After two years at Spring Creek—and several stays in solitary confinement there—Russell had l
ost his talent for solitude, or confinement.
“So what’s the plan then?” Russell said, looming over him but still having to stoop beneath the low roof of the cave. “Do we leave?”
“On what?” Eddie said. “Last I checked, the Kodiak’s on the rocks.”
“The skiff then.”
“In these seas?” Eddie sneered.
“Well what then? Are we gonna dig again tomorrow?”

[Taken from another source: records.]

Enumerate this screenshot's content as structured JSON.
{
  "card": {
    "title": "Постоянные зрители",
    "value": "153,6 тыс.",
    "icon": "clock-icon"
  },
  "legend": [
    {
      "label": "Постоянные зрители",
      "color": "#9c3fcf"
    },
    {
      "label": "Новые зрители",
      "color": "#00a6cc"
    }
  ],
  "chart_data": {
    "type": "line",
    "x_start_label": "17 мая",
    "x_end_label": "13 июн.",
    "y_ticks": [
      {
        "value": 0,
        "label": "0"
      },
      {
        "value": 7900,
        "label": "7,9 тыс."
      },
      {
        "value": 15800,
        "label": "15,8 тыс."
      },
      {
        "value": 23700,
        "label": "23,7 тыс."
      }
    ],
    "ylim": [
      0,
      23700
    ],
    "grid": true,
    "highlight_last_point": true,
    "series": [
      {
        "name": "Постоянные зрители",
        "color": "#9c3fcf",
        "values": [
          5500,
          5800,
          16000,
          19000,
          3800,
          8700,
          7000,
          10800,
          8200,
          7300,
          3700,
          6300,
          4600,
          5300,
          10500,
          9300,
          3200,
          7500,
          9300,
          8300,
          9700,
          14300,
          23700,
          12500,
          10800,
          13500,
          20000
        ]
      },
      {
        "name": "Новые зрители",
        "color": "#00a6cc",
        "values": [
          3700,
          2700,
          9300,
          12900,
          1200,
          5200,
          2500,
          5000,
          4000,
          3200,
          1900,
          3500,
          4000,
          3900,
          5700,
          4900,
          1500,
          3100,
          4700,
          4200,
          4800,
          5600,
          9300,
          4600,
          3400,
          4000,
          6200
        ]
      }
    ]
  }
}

That was the million-dollar question that Harley had been puzzling over all the way back. As he and Eddie had skirted the colony on their return, he had seen the propeller blades of the Sikorsky rising behind the stockade wall, and he had glimpsed the stark white light of electric bulbs. That guy Slater and his Coast Guard crew were settling in … but for what? If they moved into the graveyard, all he’d be able to do was wait them out.
Or, and this had occurred to him halfway back, he could wait to see if they unearthed anything of value, then steal it from them once they had. It wasn’t as if the Coast Guard thought there was anyone else on the island. Maybe, as a result, they wouldn’t take the normal security precautions. You never could tell.
“What are we eating?” Eddie said, rummaging around in the supplies. “Let’s make something good and hot.”
“Sure,” Harley said, “and while we’re at it, why don’t we hang out a sign that says we’re here? Why don’t we make a big fire, and some smoke, and maybe even attract some animals to the smell?”
Eddie, stymied, rubbed his mittened hands together and waited.
Harley crawled over to the box of canned rations, and tossed them each a couple. The ones he grabbed for himself said BEEF STROGANOFF.
Grumbling, the other two settled into their corners and dug in.
Harley was hungry, too, and after everything he’d been through, even the shit in the can tasted great. That must be how the Army got away with it. Drop a guy into some desert foxhole, and he’ll eat anything, and be grateful for it.